2016 - 2018 Cleaner cooking stoves in Rwanda

  • This Gold Standard certified project is consisting of 14 smaller projects which all helps the locals in Rwanda through energy effective stoves produced locally. Beside their climate benefits and increased work opportunities they contribute to less toxic smoke and pollutions in local homes.

    Gold Standard Cooking stoves Darfur

    • Emissions corresponding to 140,000 tonnes of CO2 have been prevented
    • More than 22,000 families and 33,000 children have been positively affected by the project
    • The decomposition of trees corresponding to 75,000 tonnes has been prevented

CDM - Clean Development Mechanism

  • An important condition for us when we choose to climate compensate was for it to be done in credible projects with a documented positive climate effect. Therefore, we choose to contribute in UN-certified projects with long term goals towards reduced emissions and a positive effect on sustainable development with positive local effects on both social and economic situation.

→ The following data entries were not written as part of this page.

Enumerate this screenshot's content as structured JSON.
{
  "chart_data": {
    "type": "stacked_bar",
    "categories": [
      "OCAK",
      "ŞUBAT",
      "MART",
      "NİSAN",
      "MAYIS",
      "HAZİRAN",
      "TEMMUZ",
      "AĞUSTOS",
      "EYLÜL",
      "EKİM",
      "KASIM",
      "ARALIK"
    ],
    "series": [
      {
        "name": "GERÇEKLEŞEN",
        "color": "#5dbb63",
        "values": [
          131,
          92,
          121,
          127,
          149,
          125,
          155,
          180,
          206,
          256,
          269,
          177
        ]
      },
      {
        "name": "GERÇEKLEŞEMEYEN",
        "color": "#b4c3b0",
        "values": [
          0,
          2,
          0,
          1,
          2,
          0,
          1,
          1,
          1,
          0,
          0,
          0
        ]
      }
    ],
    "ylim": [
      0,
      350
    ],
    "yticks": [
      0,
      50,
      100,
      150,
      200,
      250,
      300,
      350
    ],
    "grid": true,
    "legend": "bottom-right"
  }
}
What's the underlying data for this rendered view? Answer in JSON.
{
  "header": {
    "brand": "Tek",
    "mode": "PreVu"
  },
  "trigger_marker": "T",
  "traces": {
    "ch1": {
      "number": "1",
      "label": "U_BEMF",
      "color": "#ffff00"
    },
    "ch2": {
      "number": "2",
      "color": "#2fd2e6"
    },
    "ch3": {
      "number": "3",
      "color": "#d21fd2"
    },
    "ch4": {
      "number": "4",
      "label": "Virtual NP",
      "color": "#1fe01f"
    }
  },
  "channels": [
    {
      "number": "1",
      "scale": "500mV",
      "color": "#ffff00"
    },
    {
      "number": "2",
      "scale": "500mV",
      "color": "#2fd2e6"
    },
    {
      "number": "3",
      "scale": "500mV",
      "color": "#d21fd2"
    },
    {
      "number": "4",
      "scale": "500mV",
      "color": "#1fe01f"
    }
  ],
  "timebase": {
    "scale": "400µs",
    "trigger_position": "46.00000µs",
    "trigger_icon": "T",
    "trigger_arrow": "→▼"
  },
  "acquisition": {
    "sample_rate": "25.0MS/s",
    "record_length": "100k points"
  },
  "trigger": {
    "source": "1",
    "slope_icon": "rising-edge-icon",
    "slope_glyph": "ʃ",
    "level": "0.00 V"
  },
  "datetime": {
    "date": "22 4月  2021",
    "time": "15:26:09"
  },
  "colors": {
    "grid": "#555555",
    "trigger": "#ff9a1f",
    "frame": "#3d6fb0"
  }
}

    Each CDM-project is constantly reviewed by accredited auditors where the actual emission reduction is shown. The project is thereafter certified by the UN with a CER. (Certified Emission Reduction) The certificates are a proof that the supplier has carried out the promised climate effect. All CDM-projects lives up to the criteria of the Kyoto protocol.

    FN logo

Gold Standard

  • We have also decided that the projects we support are to be certified accordingly to the Gold Standard which is the highest and most accepted certification for CDM-projects. Gold Standard is a non-profit organisation and founded 2003 by WWF among others. The standard is endorced by both international environment organisations and the UN. To become a Gold standard project, it is not enough to be able to show a positive climate effect, the project also has to contribute to at least three of UNs global sustainable development goals. For example, the projects may work to increase equality, create work opportunities and contribute to increased health in the local environment.